Ihre Fotoarbeiten, sowie die künstlerischen Werke der Künstlerinnengruppe Erfurt, werden derzeit national und international entdeckt. Vor allem seit der Ausstellung „re.act.feminism“ wird Stötzer ab 2009 zur internationalen Elite gerechnet. Einzelausstellungen im Jahr 2019: „Verführung“, in der Galerie Loock in Berlin und in Warschau. Ihre Kunst ist Teil von Gruppenausstellungen wie „Feministische Avantgarde“ (Verbund Wien, 2021) und wird u.a. veröffentlicht in dem Buch „Parallel Public“ von Sara Blaylock (The Press, Cambridge/London 2022). Sie lebt und arbeitet in Erfurt.

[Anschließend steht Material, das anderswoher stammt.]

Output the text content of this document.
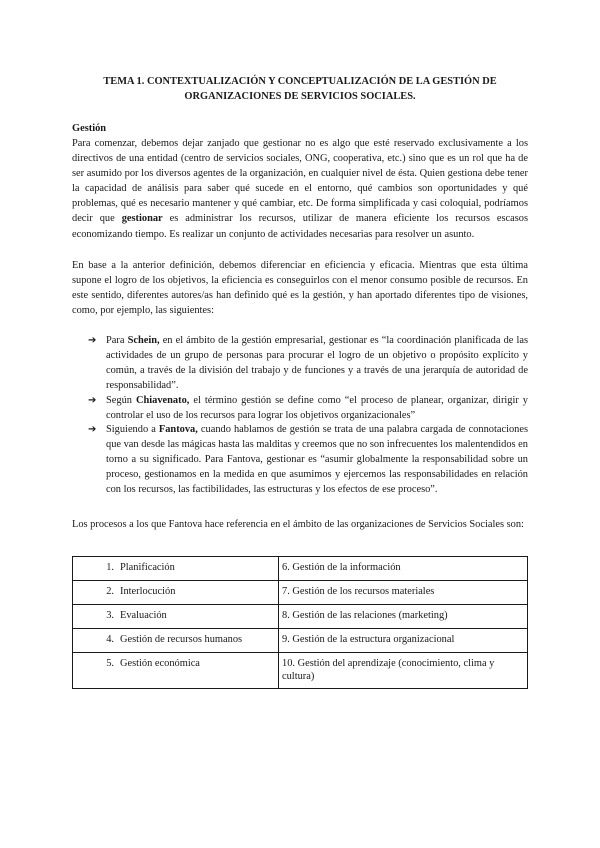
TEMA 1. CONTEXTUALIZACIÓN Y CONCEPTUALIZACIÓN DE LA GESTIÓN DE ORGANIZACIONES DE SERVICIOS SOCIALES.
Gestión

Para comenzar, debemos dejar zanjado que gestionar no es algo que esté reservado exclusivamente a los directivos de una entidad (centro de servicios sociales, ONG, cooperativa, etc.) sino que es un rol que ha de ser asumido por los diversos agentes de la organización, en cualquier nivel de ésta. Quien gestiona debe tener la capacidad de análisis para saber qué sucede en el entorno, qué cambios son oportunidades y qué problemas, qué es necesario mantener y qué cambiar, etc. De forma simplificada y casi coloquial, podríamos decir que gestionar es administrar los recursos, utilizar de manera eficiente los recursos escasos economizando tiempo. Es realizar un conjunto de actividades necesarias para resolver un asunto.

En base a la anterior definición, debemos diferenciar en eficiencia y eficacia. Mientras que esta última supone el logro de los objetivos, la eficiencia es conseguirlos con el menor consumo posible de recursos. En este sentido, diferentes autores/as han definido qué es la gestión, y han aportado diferentes tipo de visiones, como, por ejemplo, las siguientes:

➔ Para Schein, en el ámbito de la gestión empresarial, gestionar es “la coordinación planificada de las actividades de un grupo de personas para procurar el logro de un objetivo o propósito explícito y común, a través de la división del trabajo y de funciones y a través de una jerarquía de autoridad de responsabilidad”.
➔ Según Chiavenato, el término gestión se define como “el proceso de planear, organizar, dirigir y controlar el uso de los recursos para lograr los objetivos organizacionales”
➔ Siguiendo a Fantova, cuando hablamos de gestión se trata de una palabra cargada de connotaciones que van desde las mágicas hasta las malditas y creemos que no son infrecuentes los malentendidos en torno a su significado. Para Fantova, gestionar es “asumir globalmente la responsabilidad sobre un proceso, gestionamos en la medida en que asumimos y ejercemos las responsabilidades en relación con los recursos, las factibilidades, las estructuras y los efectos de ese proceso”.

Los procesos a los que Fantova hace referencia en el ámbito de las organizaciones de Servicios Sociales son:

1. Planificación	6. Gestión de la información
2. Interlocución	7. Gestión de los recursos materiales
3. Evaluación	8. Gestión de las relaciones (marketing)
4. Gestión de recursos humanos	9. Gestión de la estructura organizacional
5. Gestión económica	10. Gestión del aprendizaje (conocimiento, clima y cultura)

Tina Bara wird 1962 in Kleinmachnow geboren. Sie wächst in Wilhelm-Pieck-Stadt Guben an der Oder-Neiße-Friedensgrenze auf, einer nach dem 2. Weltkrieg geteilten deutsch-polnischen Stadt, die nachhaltig zerstört wurde. Nach eigenen Aussagen fühlt sie sich von den Narben der Nachkriegszeit und von der Sprache des Kalten Krieges bis heute geprägt, einer Zeit, in der immer nur vom Aufbau, aber nicht von den Verwüstungen und Umsiedlungen gesprochen wurde. Schon in ihrer Jugend sucht sie trotz sozialistisch/kommunistischer Gesinnung eher Kontakt zu jungen Menschen, die der real-sozialistischen Jugendorganisation FDJ und Parolen gesteuertem Denken kritisch gegenüberstehen, und bewegt sich in der Blues- und Jazzszene, wo sie auf junge (langhaarige) Männer trifft, die nicht zur Armee wollen, um das sozialistische Vaterland zu verteidigen, und Frauen, die ihre Elternhäuser frühzeitig verlassen, um allein ein Leben in der Großstadt zu wagen.
Von 1980 bis 1986 studiert sie Geschichte an der Humboldt Universität in Ost-Berlin, doch weder mit den autoritären Strukturen an der Universität noch mit dem ideologisch aufgeladenen Studienfach Geschichte kann sie etwas anfangen. Einen Ausweg findet sie im Nebenfach Kunstgeschichte, das sie zusätzlich studiert, um sich intensiv mit dem 1.Weltkrieg und den 20er Jahren in Berlin näher zu befassen. Sie entdeckt ihr aktuell erscheinende Zusammenhänge zwischen Kunst und Politik, sowie den Surrealismus, den Expressionismus, den Dadaismus und pazifistische sowie auch linksanarchische Strömungen und gleicht ihr historisches Studium mit der Gegenwart ab.
Während ihres Studiums wohnt sie mit dem Gründungsmitglied der ostdeutschen Grünen Partei, Umweltschützer und DDR-Bürgerrechtler Carlo Jordan, zusammen in einem besetzten, abbruchreifen Haus im Berliner Prenzlauer Berg und hat Kontakt zu oppositionellen Gruppen, unter anderem den „Frauen für den Frieden“ um Bärbel Bohley und Ulrike Poppe. Sie wird deshalb zu Verhören vorgeladen und erlebt in diesem Zusammenhang die Methoden der Staatssicherheit.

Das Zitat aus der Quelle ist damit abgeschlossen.